Before the Federal Reserve's interest rate decision in July, renowned economist El-Erian posted a forecast of the potential interest rate path of the Federal Reserve:

What is the likelihood that the Federal Reserve will fully replicate last year's pattern? Specifically, the Federal Reserve maintained interest rates in July and then significantly cut rates in September, even though the economic conditions appeared unchanged during this period.

Previously, according to Wall Street Journal, well-known financial journalist Nick Timiraos also stated that the current situation may give Federal Reserve officials a sense of "déjà vu."

However, Timiraos pointed out a key difference between the two: last year, U.S. inflation was in a sustained decline; whereas this year, due to a series of broad tariffs imposed by the Trump administration since spring, Federal Reserve officials are instead concerned that inflationary pressures may rise.

Therefore, Timiraos emphasized that the key issue facing the Federal Reserve is whether the fundamentals of the U.S. economy are truly deteriorating, or if the recent slowdown is merely a temporary phenomenon caused by the lagging effects of certain policies.

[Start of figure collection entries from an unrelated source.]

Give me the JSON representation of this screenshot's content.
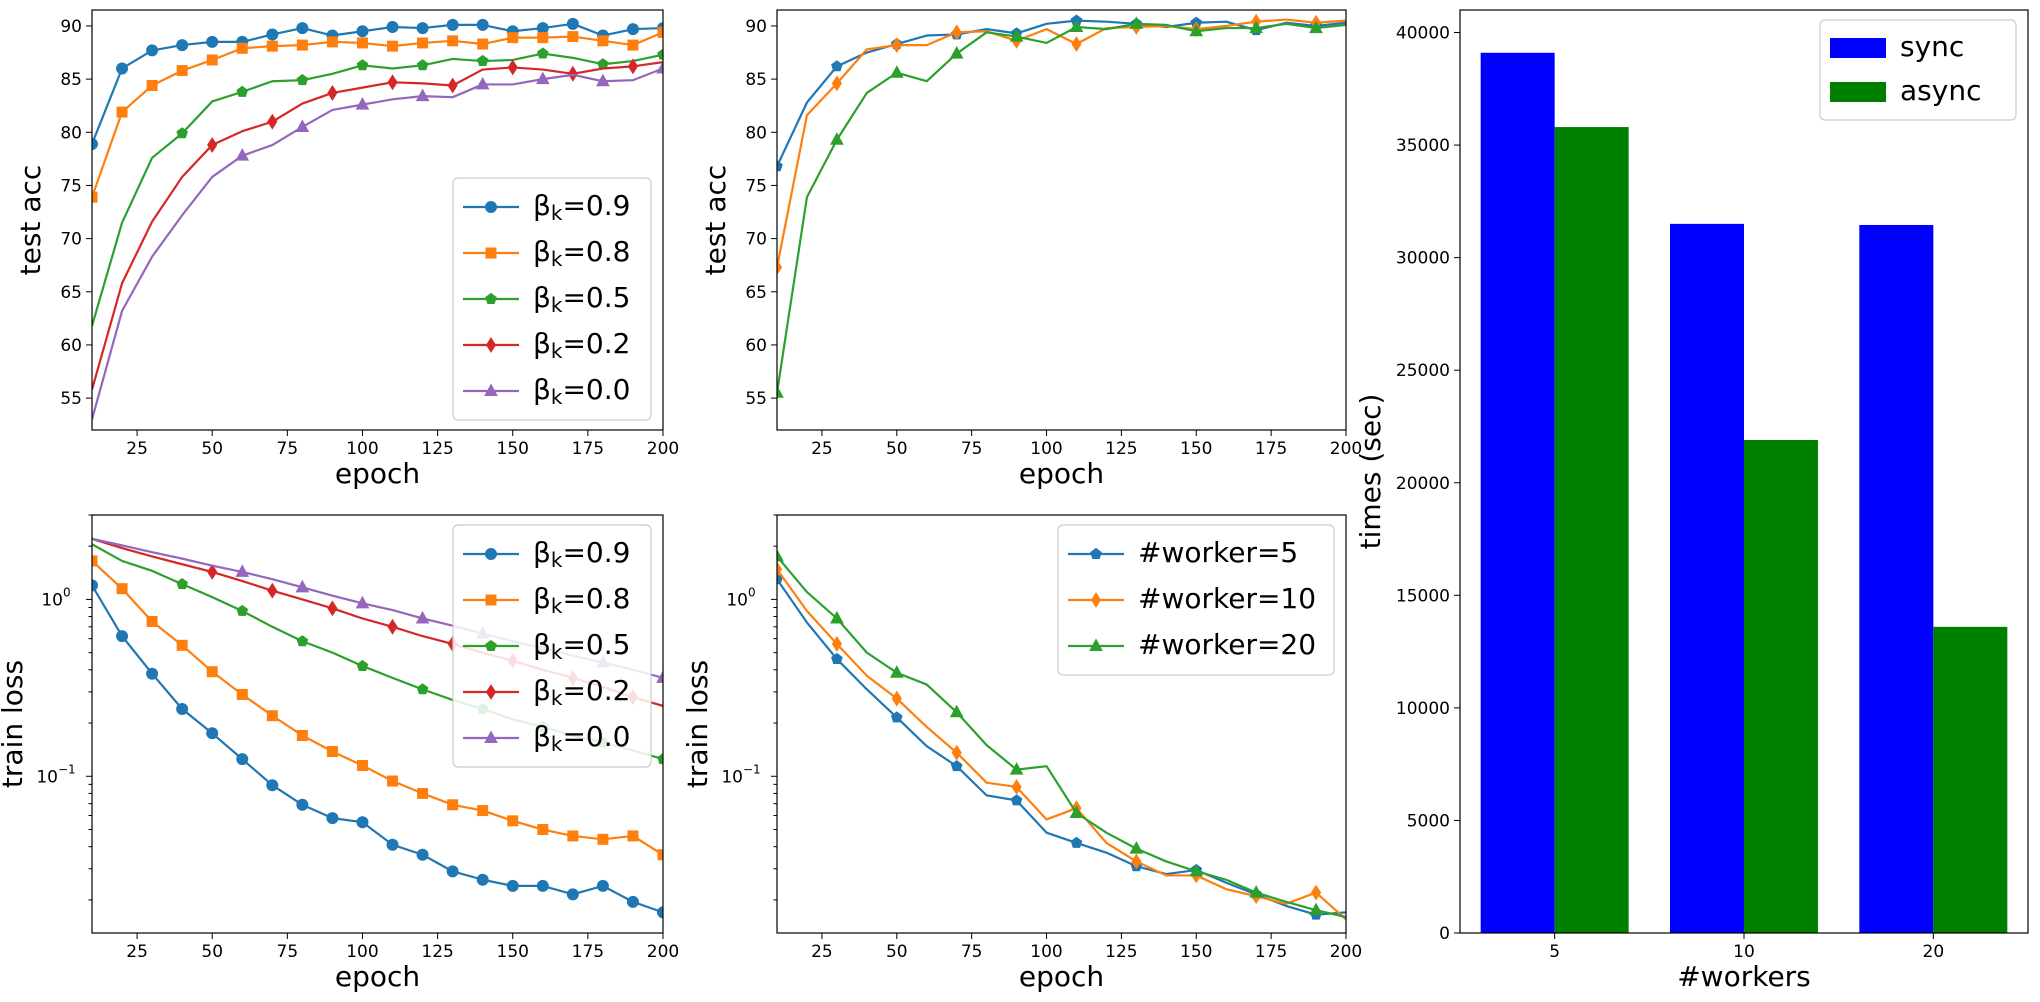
{
  "chart_data": [
    {
      "id": "p1",
      "type": "line",
      "xlabel": "epoch",
      "ylabel": "test acc",
      "yscale": "linear",
      "xlim": [
        10,
        200
      ],
      "ylim": [
        52,
        91.5
      ],
      "xticks": [
        25,
        50,
        75,
        100,
        125,
        150,
        175,
        200
      ],
      "yticks": [
        55,
        60,
        65,
        70,
        75,
        80,
        85,
        90
      ],
      "legend_loc": "lower-right",
      "x": [
        10,
        20,
        30,
        40,
        50,
        60,
        70,
        80,
        90,
        100,
        110,
        120,
        130,
        140,
        150,
        160,
        170,
        180,
        190,
        200
      ],
      "series": [
        {
          "name": "β_k=0.9",
          "label_sym": "β",
          "label_sub": "k",
          "label_rest": "=0.9",
          "color": "#1f77b4",
          "marker": "circle",
          "values": [
            78.9,
            86.0,
            87.7,
            88.2,
            88.5,
            88.5,
            89.2,
            89.8,
            89.1,
            89.5,
            89.9,
            89.8,
            90.1,
            90.1,
            89.5,
            89.8,
            90.2,
            89.1,
            89.7,
            89.8
          ]
        },
        {
          "name": "β_k=0.8",
          "label_sym": "β",
          "label_sub": "k",
          "label_rest": "=0.8",
          "color": "#ff7f0e",
          "marker": "square",
          "values": [
            73.9,
            81.9,
            84.4,
            85.8,
            86.8,
            87.9,
            88.1,
            88.2,
            88.5,
            88.4,
            88.1,
            88.4,
            88.6,
            88.3,
            88.9,
            88.9,
            89.0,
            88.6,
            88.2,
            89.4
          ]
        },
        {
          "name": "β_k=0.5",
          "label_sym": "β",
          "label_sub": "k",
          "label_rest": "=0.5",
          "color": "#2ca02c",
          "marker": "pentagon",
          "values": [
            61.8,
            71.5,
            77.6,
            79.9,
            82.9,
            83.8,
            84.8,
            84.9,
            85.5,
            86.3,
            86.0,
            86.3,
            86.9,
            86.7,
            86.8,
            87.4,
            87.0,
            86.4,
            86.7,
            87.3
          ]
        },
        {
          "name": "β_k=0.2",
          "label_sym": "β",
          "label_sub": "k",
          "label_rest": "=0.2",
          "color": "#d62728",
          "marker": "thin_diamond",
          "values": [
            55.8,
            65.8,
            71.6,
            75.8,
            78.8,
            80.1,
            81.0,
            82.7,
            83.7,
            84.2,
            84.7,
            84.6,
            84.4,
            85.9,
            86.1,
            85.9,
            85.5,
            86.0,
            86.2,
            86.6
          ]
        },
        {
          "name": "β_k=0.0",
          "label_sym": "β",
          "label_sub": "k",
          "label_rest": "=0.0",
          "color": "#9467bd",
          "marker": "triangle",
          "values": [
            53.0,
            63.2,
            68.3,
            72.2,
            75.8,
            77.8,
            78.8,
            80.5,
            82.1,
            82.6,
            83.1,
            83.4,
            83.3,
            84.5,
            84.5,
            85.0,
            85.4,
            84.8,
            84.9,
            86.0
          ]
        }
      ]
    },
    {
      "id": "p2",
      "type": "line",
      "xlabel": "epoch",
      "ylabel": "test acc",
      "yscale": "linear",
      "xlim": [
        10,
        200
      ],
      "ylim": [
        52,
        91.5
      ],
      "xticks": [
        25,
        50,
        75,
        100,
        125,
        150,
        175,
        200
      ],
      "yticks": [
        55,
        60,
        65,
        70,
        75,
        80,
        85,
        90
      ],
      "legend_loc": "none",
      "x": [
        10,
        20,
        30,
        40,
        50,
        60,
        70,
        80,
        90,
        100,
        110,
        120,
        130,
        140,
        150,
        160,
        170,
        180,
        190,
        200
      ],
      "series": [
        {
          "name": "#worker=5",
          "color": "#1f77b4",
          "marker": "pentagon",
          "values": [
            76.8,
            82.8,
            86.2,
            87.5,
            88.3,
            89.1,
            89.2,
            89.7,
            89.3,
            90.2,
            90.5,
            90.4,
            90.2,
            89.9,
            90.3,
            90.4,
            89.6,
            90.3,
            90.0,
            90.3
          ]
        },
        {
          "name": "#worker=10",
          "color": "#ff7f0e",
          "marker": "thin_diamond",
          "values": [
            67.3,
            81.6,
            84.6,
            87.8,
            88.2,
            88.2,
            89.4,
            89.5,
            88.6,
            89.7,
            88.3,
            89.8,
            89.9,
            90.0,
            89.7,
            90.0,
            90.4,
            90.6,
            90.3,
            90.5
          ]
        },
        {
          "name": "#worker=20",
          "color": "#2ca02c",
          "marker": "triangle",
          "values": [
            55.5,
            73.9,
            79.3,
            83.7,
            85.6,
            84.8,
            87.4,
            89.4,
            89.0,
            88.4,
            89.9,
            89.7,
            90.2,
            90.1,
            89.5,
            89.8,
            89.8,
            90.2,
            89.8,
            90.1
          ]
        }
      ]
    },
    {
      "id": "p3",
      "type": "line",
      "xlabel": "epoch",
      "ylabel": "train loss",
      "yscale": "log",
      "xlim": [
        10,
        200
      ],
      "ylim": [
        0.013,
        3.0
      ],
      "xticks": [
        25,
        50,
        75,
        100,
        125,
        150,
        175,
        200
      ],
      "yticks_major": [
        {
          "value": 0.1,
          "base": "10",
          "exp": "−1"
        },
        {
          "value": 1,
          "base": "10",
          "exp": "0"
        }
      ],
      "legend_loc": "upper-right",
      "x": [
        10,
        20,
        30,
        40,
        50,
        60,
        70,
        80,
        90,
        100,
        110,
        120,
        130,
        140,
        150,
        160,
        170,
        180,
        190,
        200
      ],
      "series": [
        {
          "name": "β_k=0.9",
          "label_sym": "β",
          "label_sub": "k",
          "label_rest": "=0.9",
          "color": "#1f77b4",
          "marker": "circle",
          "values": [
            1.2,
            0.62,
            0.38,
            0.24,
            0.175,
            0.125,
            0.089,
            0.069,
            0.058,
            0.055,
            0.041,
            0.036,
            0.029,
            0.026,
            0.024,
            0.024,
            0.0215,
            0.024,
            0.0195,
            0.017
          ]
        },
        {
          "name": "β_k=0.8",
          "label_sym": "β",
          "label_sub": "k",
          "label_rest": "=0.8",
          "color": "#ff7f0e",
          "marker": "square",
          "values": [
            1.65,
            1.15,
            0.75,
            0.55,
            0.39,
            0.29,
            0.22,
            0.17,
            0.138,
            0.115,
            0.094,
            0.08,
            0.069,
            0.064,
            0.056,
            0.05,
            0.046,
            0.044,
            0.046,
            0.036
          ]
        },
        {
          "name": "β_k=0.5",
          "label_sym": "β",
          "label_sub": "k",
          "label_rest": "=0.5",
          "color": "#2ca02c",
          "marker": "pentagon",
          "values": [
            2.05,
            1.65,
            1.45,
            1.22,
            1.03,
            0.86,
            0.7,
            0.58,
            0.5,
            0.42,
            0.36,
            0.31,
            0.27,
            0.24,
            0.21,
            0.19,
            0.17,
            0.155,
            0.14,
            0.125
          ]
        },
        {
          "name": "β_k=0.2",
          "label_sym": "β",
          "label_sub": "k",
          "label_rest": "=0.2",
          "color": "#d62728",
          "marker": "thin_diamond",
          "values": [
            2.2,
            1.95,
            1.75,
            1.58,
            1.43,
            1.27,
            1.12,
            1.0,
            0.89,
            0.78,
            0.7,
            0.62,
            0.56,
            0.5,
            0.45,
            0.4,
            0.36,
            0.32,
            0.28,
            0.25
          ]
        },
        {
          "name": "β_k=0.0",
          "label_sym": "β",
          "label_sub": "k",
          "label_rest": "=0.0",
          "color": "#9467bd",
          "marker": "triangle",
          "values": [
            2.2,
            2.02,
            1.85,
            1.7,
            1.55,
            1.43,
            1.3,
            1.17,
            1.05,
            0.95,
            0.87,
            0.78,
            0.71,
            0.64,
            0.58,
            0.53,
            0.48,
            0.44,
            0.4,
            0.36
          ]
        }
      ]
    },
    {
      "id": "p4",
      "type": "line",
      "xlabel": "epoch",
      "ylabel": "train loss",
      "yscale": "log",
      "xlim": [
        10,
        200
      ],
      "ylim": [
        0.013,
        3.0
      ],
      "xticks": [
        25,
        50,
        75,
        100,
        125,
        150,
        175,
        200
      ],
      "yticks_major": [
        {
          "value": 0.1,
          "base": "10",
          "exp": "−1"
        },
        {
          "value": 1,
          "base": "10",
          "exp": "0"
        }
      ],
      "legend_loc": "upper-right",
      "x": [
        10,
        20,
        30,
        40,
        50,
        60,
        70,
        80,
        90,
        100,
        110,
        120,
        130,
        140,
        150,
        160,
        170,
        180,
        190,
        200
      ],
      "series": [
        {
          "name": "#worker=5",
          "color": "#1f77b4",
          "marker": "pentagon",
          "values": [
            1.3,
            0.74,
            0.46,
            0.31,
            0.215,
            0.148,
            0.114,
            0.078,
            0.073,
            0.048,
            0.042,
            0.037,
            0.031,
            0.028,
            0.0295,
            0.025,
            0.0215,
            0.0185,
            0.0165,
            0.017
          ]
        },
        {
          "name": "#worker=10",
          "color": "#ff7f0e",
          "marker": "thin_diamond",
          "values": [
            1.48,
            0.86,
            0.56,
            0.37,
            0.275,
            0.19,
            0.136,
            0.092,
            0.087,
            0.057,
            0.066,
            0.042,
            0.033,
            0.0275,
            0.0275,
            0.023,
            0.021,
            0.019,
            0.022,
            0.0155
          ]
        },
        {
          "name": "#worker=20",
          "color": "#2ca02c",
          "marker": "triangle",
          "values": [
            1.75,
            1.1,
            0.78,
            0.5,
            0.385,
            0.33,
            0.23,
            0.15,
            0.109,
            0.114,
            0.062,
            0.048,
            0.039,
            0.033,
            0.029,
            0.026,
            0.022,
            0.0195,
            0.0175,
            0.016
          ]
        }
      ]
    },
    {
      "id": "p5",
      "type": "bar",
      "xlabel": "#workers",
      "ylabel": "times (sec)",
      "categories": [
        "5",
        "10",
        "20"
      ],
      "ylim": [
        0,
        41000
      ],
      "yticks": [
        0,
        5000,
        10000,
        15000,
        20000,
        25000,
        30000,
        35000,
        40000
      ],
      "legend_loc": "upper-right",
      "series": [
        {
          "name": "sync",
          "color": "#0000ff",
          "values": [
            39100,
            31500,
            31450
          ]
        },
        {
          "name": "async",
          "color": "#008000",
          "values": [
            35800,
            21900,
            13600
          ]
        }
      ]
    }
  ]
}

But Rick Rieder, Chief Investment Officer of Global Fixed Income at BlackRock, stated in a report to clients on Friday afternoon:

If the idle state of the labor market worsens, or if new employment continues to be below 100,000, it is expected that the Federal Reserve will begin to cut interest rates, and a 50 basis point rate cut in September is likely.

It is worth noting that although Rieder has suggested the possibility of a significant rate cut of 50 basis points, the current futures market prices indicate that traders believe the probability of such an event is zero.

Before the September meeting, decision-makers will also receive an employment report and two months of inflation data, which will jointly determine whether the Federal Reserve will choose to take a cautious wait-and-see approach or respond to the changing economic outlook with a decisive action like last year.